Until the end of the 18th century, the Jews of Wintzenheim had to bury their dead in the cemetery of Jungholtz, about thirty kilometers away. They had to pay a tax in each village and in each borough crossed.

It was not until 1795 that they were authorized to open a cemetery along the road to Turckheim. When it was created, the cemetery occupied an area of ​​26 ares. A 16-acre plot, acquired in 1826, allowed it to be enlarged in order to bury the Jews of Turckheim, Ingersheim, Wettolsheim and Munster as well. The oldest tomb that remains today dates from 2 Germinal of the year II (1797).

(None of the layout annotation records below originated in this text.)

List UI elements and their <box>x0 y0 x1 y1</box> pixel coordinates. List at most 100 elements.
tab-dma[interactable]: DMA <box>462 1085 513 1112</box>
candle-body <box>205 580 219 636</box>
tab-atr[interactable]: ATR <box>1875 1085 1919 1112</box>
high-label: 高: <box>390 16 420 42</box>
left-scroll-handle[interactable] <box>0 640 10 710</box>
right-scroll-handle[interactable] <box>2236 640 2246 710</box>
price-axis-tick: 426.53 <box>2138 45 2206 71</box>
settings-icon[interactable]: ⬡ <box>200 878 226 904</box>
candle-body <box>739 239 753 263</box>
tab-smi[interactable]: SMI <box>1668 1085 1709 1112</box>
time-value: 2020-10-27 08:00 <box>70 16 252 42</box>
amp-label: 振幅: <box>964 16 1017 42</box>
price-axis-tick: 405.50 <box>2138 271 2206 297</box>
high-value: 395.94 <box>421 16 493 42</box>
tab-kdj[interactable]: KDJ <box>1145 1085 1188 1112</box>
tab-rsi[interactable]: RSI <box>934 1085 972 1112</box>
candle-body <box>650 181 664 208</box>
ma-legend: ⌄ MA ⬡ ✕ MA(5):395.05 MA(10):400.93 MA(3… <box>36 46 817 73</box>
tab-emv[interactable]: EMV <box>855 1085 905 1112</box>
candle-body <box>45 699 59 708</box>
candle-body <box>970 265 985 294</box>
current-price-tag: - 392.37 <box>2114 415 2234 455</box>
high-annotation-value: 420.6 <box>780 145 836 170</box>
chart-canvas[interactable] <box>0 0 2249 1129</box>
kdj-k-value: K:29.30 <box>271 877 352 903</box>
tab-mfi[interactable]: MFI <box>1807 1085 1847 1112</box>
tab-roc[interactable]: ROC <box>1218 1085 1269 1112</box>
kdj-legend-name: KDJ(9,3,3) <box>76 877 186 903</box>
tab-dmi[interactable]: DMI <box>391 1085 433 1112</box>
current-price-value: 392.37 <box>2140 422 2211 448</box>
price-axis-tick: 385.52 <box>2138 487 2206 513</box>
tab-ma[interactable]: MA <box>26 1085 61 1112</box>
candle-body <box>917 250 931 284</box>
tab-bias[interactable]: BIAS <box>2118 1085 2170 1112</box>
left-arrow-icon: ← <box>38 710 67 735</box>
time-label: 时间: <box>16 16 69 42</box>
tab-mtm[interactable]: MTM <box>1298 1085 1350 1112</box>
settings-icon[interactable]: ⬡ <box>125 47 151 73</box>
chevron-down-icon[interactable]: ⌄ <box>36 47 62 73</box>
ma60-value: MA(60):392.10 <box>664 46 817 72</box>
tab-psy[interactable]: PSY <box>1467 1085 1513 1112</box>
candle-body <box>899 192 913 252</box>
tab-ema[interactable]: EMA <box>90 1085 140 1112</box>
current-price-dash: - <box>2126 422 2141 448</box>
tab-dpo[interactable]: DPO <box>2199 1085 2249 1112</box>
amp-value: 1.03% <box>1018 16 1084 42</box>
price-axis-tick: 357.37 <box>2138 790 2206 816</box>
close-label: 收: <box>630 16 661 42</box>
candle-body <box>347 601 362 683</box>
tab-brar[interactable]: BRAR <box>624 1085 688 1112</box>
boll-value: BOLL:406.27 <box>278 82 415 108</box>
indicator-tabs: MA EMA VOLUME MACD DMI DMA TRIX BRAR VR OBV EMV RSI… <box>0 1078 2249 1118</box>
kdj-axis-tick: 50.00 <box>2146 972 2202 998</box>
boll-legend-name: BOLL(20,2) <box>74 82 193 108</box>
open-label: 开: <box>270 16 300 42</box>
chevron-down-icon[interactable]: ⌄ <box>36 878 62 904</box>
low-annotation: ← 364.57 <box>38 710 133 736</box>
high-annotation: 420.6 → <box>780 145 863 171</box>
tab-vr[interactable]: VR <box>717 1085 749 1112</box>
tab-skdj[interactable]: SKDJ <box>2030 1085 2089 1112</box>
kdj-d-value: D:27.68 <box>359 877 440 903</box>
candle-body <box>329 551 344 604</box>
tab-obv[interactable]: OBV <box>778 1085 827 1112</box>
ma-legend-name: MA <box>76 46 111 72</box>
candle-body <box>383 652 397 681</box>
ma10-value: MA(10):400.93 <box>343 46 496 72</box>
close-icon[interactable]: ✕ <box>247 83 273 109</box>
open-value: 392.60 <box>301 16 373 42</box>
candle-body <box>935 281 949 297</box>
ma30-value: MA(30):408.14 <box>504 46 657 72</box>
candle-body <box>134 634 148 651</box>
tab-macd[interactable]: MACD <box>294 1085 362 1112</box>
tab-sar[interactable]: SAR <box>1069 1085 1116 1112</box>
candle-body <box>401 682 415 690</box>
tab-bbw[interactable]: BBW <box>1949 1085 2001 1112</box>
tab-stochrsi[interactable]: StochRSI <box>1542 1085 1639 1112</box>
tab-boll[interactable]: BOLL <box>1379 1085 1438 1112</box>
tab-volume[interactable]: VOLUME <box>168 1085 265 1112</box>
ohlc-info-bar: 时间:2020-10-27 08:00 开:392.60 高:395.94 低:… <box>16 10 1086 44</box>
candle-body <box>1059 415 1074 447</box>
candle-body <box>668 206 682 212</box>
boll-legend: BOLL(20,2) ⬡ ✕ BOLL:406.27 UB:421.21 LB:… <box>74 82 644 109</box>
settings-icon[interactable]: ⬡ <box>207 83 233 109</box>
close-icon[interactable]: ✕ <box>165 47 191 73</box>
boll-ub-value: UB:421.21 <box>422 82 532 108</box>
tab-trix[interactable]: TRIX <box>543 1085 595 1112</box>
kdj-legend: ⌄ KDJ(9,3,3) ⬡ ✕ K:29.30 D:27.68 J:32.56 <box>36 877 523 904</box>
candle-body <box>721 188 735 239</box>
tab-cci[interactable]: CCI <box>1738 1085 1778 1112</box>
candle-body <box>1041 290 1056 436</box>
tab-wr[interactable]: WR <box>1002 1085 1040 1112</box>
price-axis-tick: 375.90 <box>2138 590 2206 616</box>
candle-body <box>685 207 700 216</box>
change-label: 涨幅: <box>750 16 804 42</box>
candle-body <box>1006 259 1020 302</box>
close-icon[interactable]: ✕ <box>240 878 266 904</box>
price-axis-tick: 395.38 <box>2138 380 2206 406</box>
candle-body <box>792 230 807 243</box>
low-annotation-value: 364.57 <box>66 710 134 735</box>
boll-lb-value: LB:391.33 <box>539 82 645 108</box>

The oldest tombs, from around 1797 to 1860, are characterized by a relative uniformity, in accordance with the imperative of simplicity and equality which must unite the Jews in death. They respond to a restraint that refuses the ostentation of social disparities: each tomb is made up of a vertical sandstone slab. Most do not wear decorative patterns. Some are surmounted by a ball, a pine cone, a stylized flower, or even a decorated pediment. From the second half of the 19th century, there is gradually more variety in the decor: hands of the Cohanim, ewer of Lévy, weeping willow and winged hourglass. Religious, and above all social, distinction imposes its mark.